When I left aged 18 to go to university, I realised I didn't really want to go back to Bedford. Not to live, anyway; I don't mind visiting, and walking around in a haze of nostalgia that quickly reminds me why I never returned.
I went to university in York and studied English Literature, in the mistaken belief that this was what you had to do if you wanted to become a writer. I learned a lot about Literature, and Literary Theory, but the great weight of The Canon intimidated me out of writing. I didn't see how I could ever write anything anywhere near as good as the books I was reading, so I took the more enjoyable option of throwing myself into student life instead.
After finishing university, I moved to Nottingham and started working for Nottingham City Council, in the Housing Department, in a small office in the centre of an inner city housing estate. I learned a lot about the realities of city life during that time - and I also learned I didn't like being on the receiving end of people's dissatisfactions.
So, after three years, I started working for a regional literature development project, where I met people who really were writing for a living. Being a writer suddenly didn't seem like an impossible dream. I met the late John Forbes, a wonderful Australian poet, who gave me the kick I needed to get started as a writer again. I went on a weekend writing course organised by East Midlands Arts, and discovered that I wasn't completely hopeless as a writer.
The project I was working for folded, so I did a variety of jobs. I worked for a construction company ordering traffic cones on a computer system - the thrill of the job came in specifying whether the cones had black rubber bases or reflective stripes. I worked for a tennis club, an armoured van company, a child welfare charity, in a call centre for a rollerblind manufacturer, and as an administrator at Nottingham Trent University.

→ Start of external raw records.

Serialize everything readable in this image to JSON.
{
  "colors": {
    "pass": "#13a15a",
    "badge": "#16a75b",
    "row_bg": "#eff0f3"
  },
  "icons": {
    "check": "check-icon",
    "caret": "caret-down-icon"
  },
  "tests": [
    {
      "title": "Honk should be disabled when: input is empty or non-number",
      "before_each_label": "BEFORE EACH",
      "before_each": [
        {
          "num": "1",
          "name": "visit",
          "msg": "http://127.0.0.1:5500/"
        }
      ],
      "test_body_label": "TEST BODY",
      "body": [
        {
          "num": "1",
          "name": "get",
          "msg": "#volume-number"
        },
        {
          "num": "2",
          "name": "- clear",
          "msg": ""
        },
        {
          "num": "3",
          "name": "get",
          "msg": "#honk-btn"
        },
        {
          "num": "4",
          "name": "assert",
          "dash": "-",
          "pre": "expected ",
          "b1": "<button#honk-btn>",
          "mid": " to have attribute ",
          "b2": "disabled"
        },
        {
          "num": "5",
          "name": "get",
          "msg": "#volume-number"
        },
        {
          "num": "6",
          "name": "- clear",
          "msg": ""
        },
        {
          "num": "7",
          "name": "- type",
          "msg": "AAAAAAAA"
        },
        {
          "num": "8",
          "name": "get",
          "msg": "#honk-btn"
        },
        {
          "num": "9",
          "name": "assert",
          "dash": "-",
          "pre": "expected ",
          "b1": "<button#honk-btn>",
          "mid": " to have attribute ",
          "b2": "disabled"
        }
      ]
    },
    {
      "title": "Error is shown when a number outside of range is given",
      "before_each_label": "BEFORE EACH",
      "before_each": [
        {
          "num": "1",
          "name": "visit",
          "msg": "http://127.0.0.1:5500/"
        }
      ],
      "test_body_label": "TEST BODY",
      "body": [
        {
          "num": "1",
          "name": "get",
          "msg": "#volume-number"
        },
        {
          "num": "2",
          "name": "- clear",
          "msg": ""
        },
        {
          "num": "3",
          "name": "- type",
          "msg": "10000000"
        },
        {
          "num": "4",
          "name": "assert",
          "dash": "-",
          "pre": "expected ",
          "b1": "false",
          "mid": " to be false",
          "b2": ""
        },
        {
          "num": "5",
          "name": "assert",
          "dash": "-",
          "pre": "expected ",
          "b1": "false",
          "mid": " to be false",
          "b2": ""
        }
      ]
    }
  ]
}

All this time, I was attempting to write. I enrolled on the MA in Writing at Nottingham Trent University, which proved to be a wonderful course. I met a lot of other aspiring writers, and we talked about writing and books non-stop. Input from successful writers made it all seem possible.
I was frustrated by my lack of time to write, so I started working part time for a community development project in inner city Nottingham, which was a job I loved. More importantly, it gave me the space to write.
I completed the novel I had started while on the MA, which evolved into my first novel Beholden. I was lucky enough to find an agent and a publisher for the book. I now work freelance in community development in Nottingham, alongside various writing projects. My second novel, Death Duty, is due to be published in January 2004 in hardback and April 2004 in paperback, and I am now working on my third novel.